January 18, 2023

Writing is easy. Narratives are hard.

In 2002 I started writing a short story with a good starting point, but I could not develop a narrative. So it ended up in the pile of unfinished stories.


In 2002 I was sharing a flat in London, and we bought a tv. We didn’t have a car, so we went to the shop and asked for the tv to be delivered. My job was to stay home and wait for the Argos delivery. Now we are so used to online orders and constant shipping, but it was not so ordinary back then. We couldn’t track the shipping, following the driver in a little spot across London.

The story was about this dude, back then my characters tend to be men, who was a journalist covering a horrible death that happened while I was in London — a young woman was killed in Victoria park in plain sight while she was running. My character, David Sacker (don’t ask), went to Oxford Street and bought a 28 inches tv, waiting for a delivery and losing his mind as he waited. The first paragraph (this is a translation from Spanish):

Twenty-eight inches was the equivalent of seven hundred and eleven point two millimetres. That was the diagonal of David Sacker’s new television.

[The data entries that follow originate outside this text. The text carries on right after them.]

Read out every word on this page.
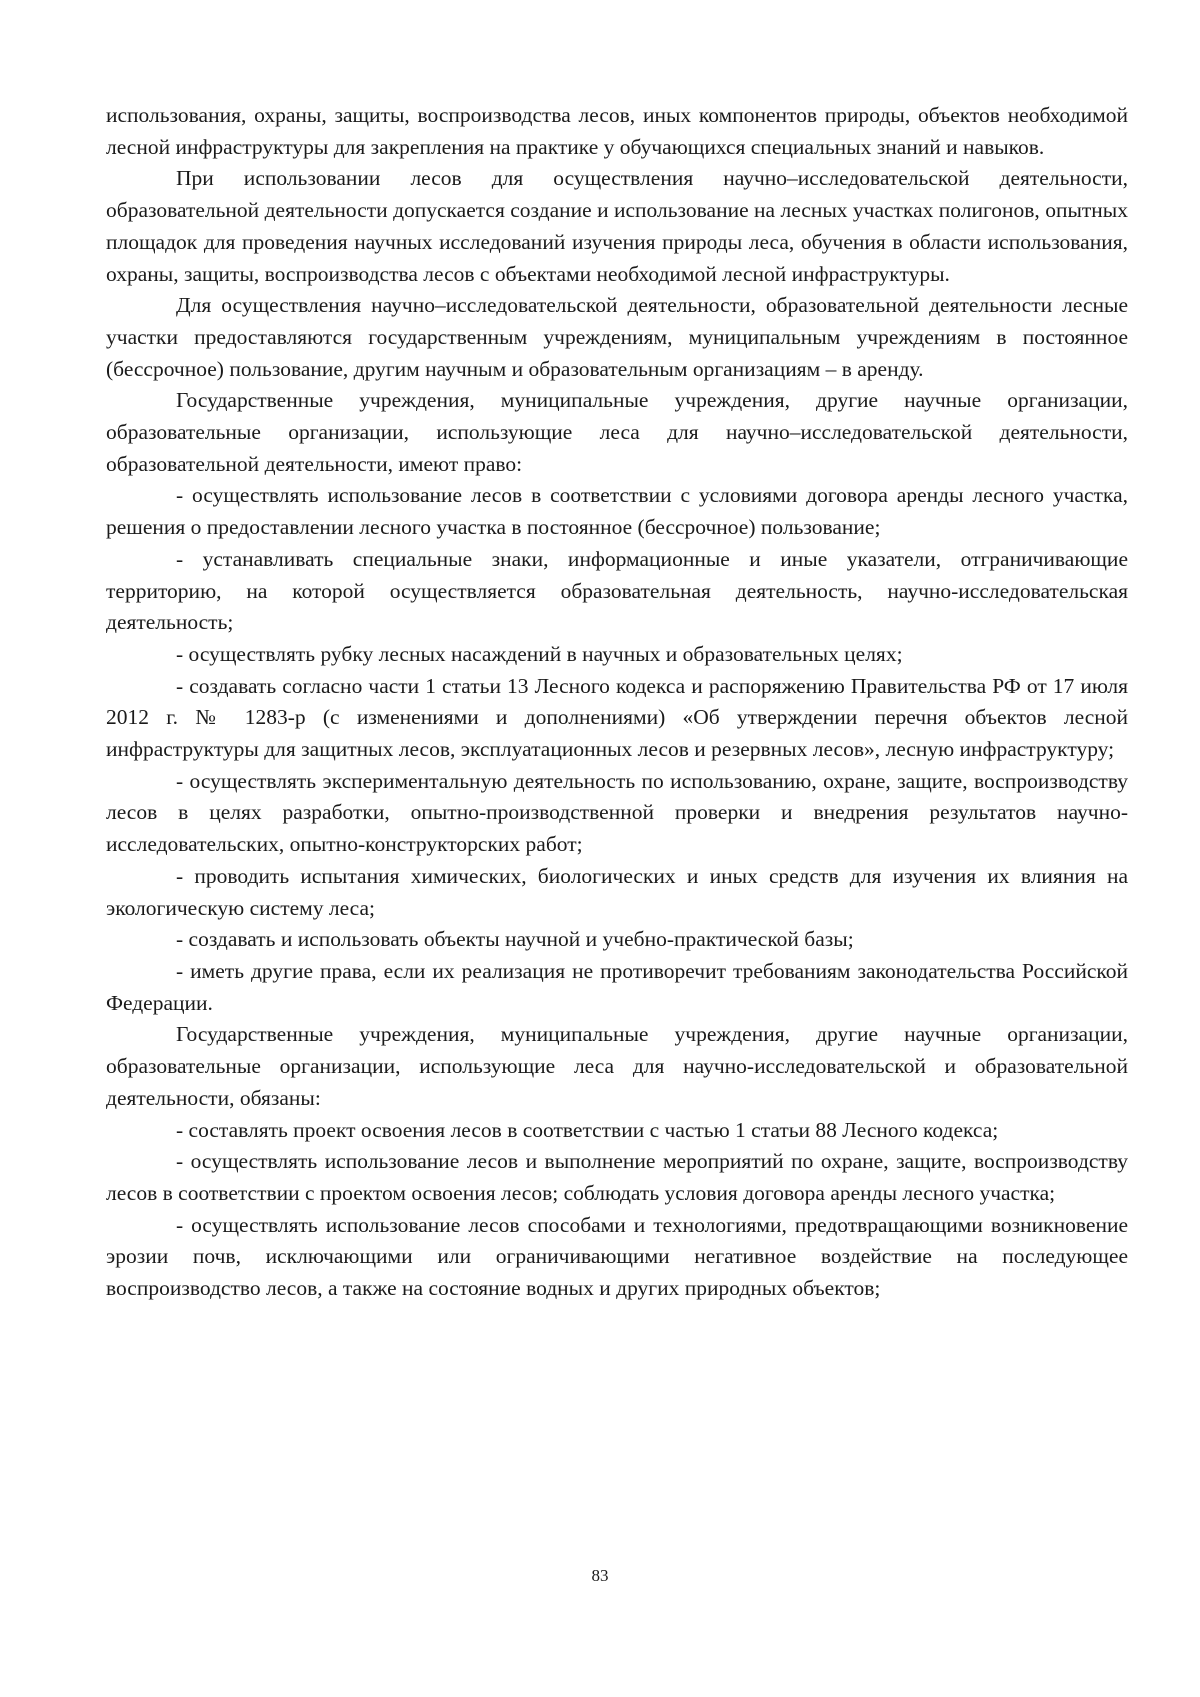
использования, охраны, защиты, воспроизводства лесов, иных компонентов природы, объектов необходимой лесной инфраструктуры для закрепления на практике у обучающихся специальных знаний и навыков.

При использовании лесов для осуществления научно–исследовательской деятельности, образовательной деятельности допускается создание и использование на лесных участках полигонов, опытных площадок для проведения научных исследований изучения природы леса, обучения в области использования, охраны, защиты, воспроизводства лесов с объектами необходимой лесной инфраструктуры.

Для осуществления научно–исследовательской деятельности, образовательной деятельности лесные участки предоставляются государственным учреждениям, муниципальным учреждениям в постоянное (бессрочное) пользование, другим научным и образовательным организациям – в аренду.

Государственные учреждения, муниципальные учреждения, другие научные организации, образовательные организации, использующие леса для научно–исследовательской деятельности, образовательной деятельности, имеют право:

- осуществлять использование лесов в соответствии с условиями договора аренды лесного участка, решения о предоставлении лесного участка в постоянное (бессрочное) пользование;

- устанавливать специальные знаки, информационные и иные указатели, отграничивающие территорию, на которой осуществляется образовательная деятельность, научно-исследовательская деятельность;

- осуществлять рубку лесных насаждений в научных и образовательных целях;

- создавать согласно части 1 статьи 13 Лесного кодекса и распоряжению Правительства РФ от 17 июля 2012 г. № 1283-р (с изменениями и дополнениями) «Об утверждении перечня объектов лесной инфраструктуры для защитных лесов, эксплуатационных лесов и резервных лесов», лесную инфраструктуру;

- осуществлять экспериментальную деятельность по использованию, охране, защите, воспроизводству лесов в целях разработки, опытно-производственной проверки и внедрения результатов научно-исследовательских, опытно-конструкторских работ;

- проводить испытания химических, биологических и иных средств для изучения их влияния на экологическую систему леса;

- создавать и использовать объекты научной и учебно-практической базы;

- иметь другие права, если их реализация не противоречит требованиям законодательства Российской Федерации.

Государственные учреждения, муниципальные учреждения, другие научные организации, образовательные организации, использующие леса для научно-исследовательской и образовательной деятельности, обязаны:

- составлять проект освоения лесов в соответствии с частью 1 статьи 88 Лесного кодекса;

- осуществлять использование лесов и выполнение мероприятий по охране, защите, воспроизводству лесов в соответствии с проектом освоения лесов; соблюдать условия договора аренды лесного участка;

- осуществлять использование лесов способами и технологиями, предотвращающими возникновение эрозии почв, исключающими или ограничивающими негативное воздействие на последующее воспроизводство лесов, а также на состояние водных и других природных объектов;

83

But it was also much more than that. It was the distance between his fridge and the oven, the distance from his bedside table to the floor, and the very measure of his madness.

He was waiting in his apartment, but he wouldn’t be able to take a shower, go to the loo, or buy food. What was supposed to be a one-day wait became several days. Alone at home, this wait would be too much for him, turning his brain into madness. He started to measure part of his Hackney apartment into units of 28 inches. Unfortunately, again, I wasn’t able to solve the jigsaw, and I didn’t finish it.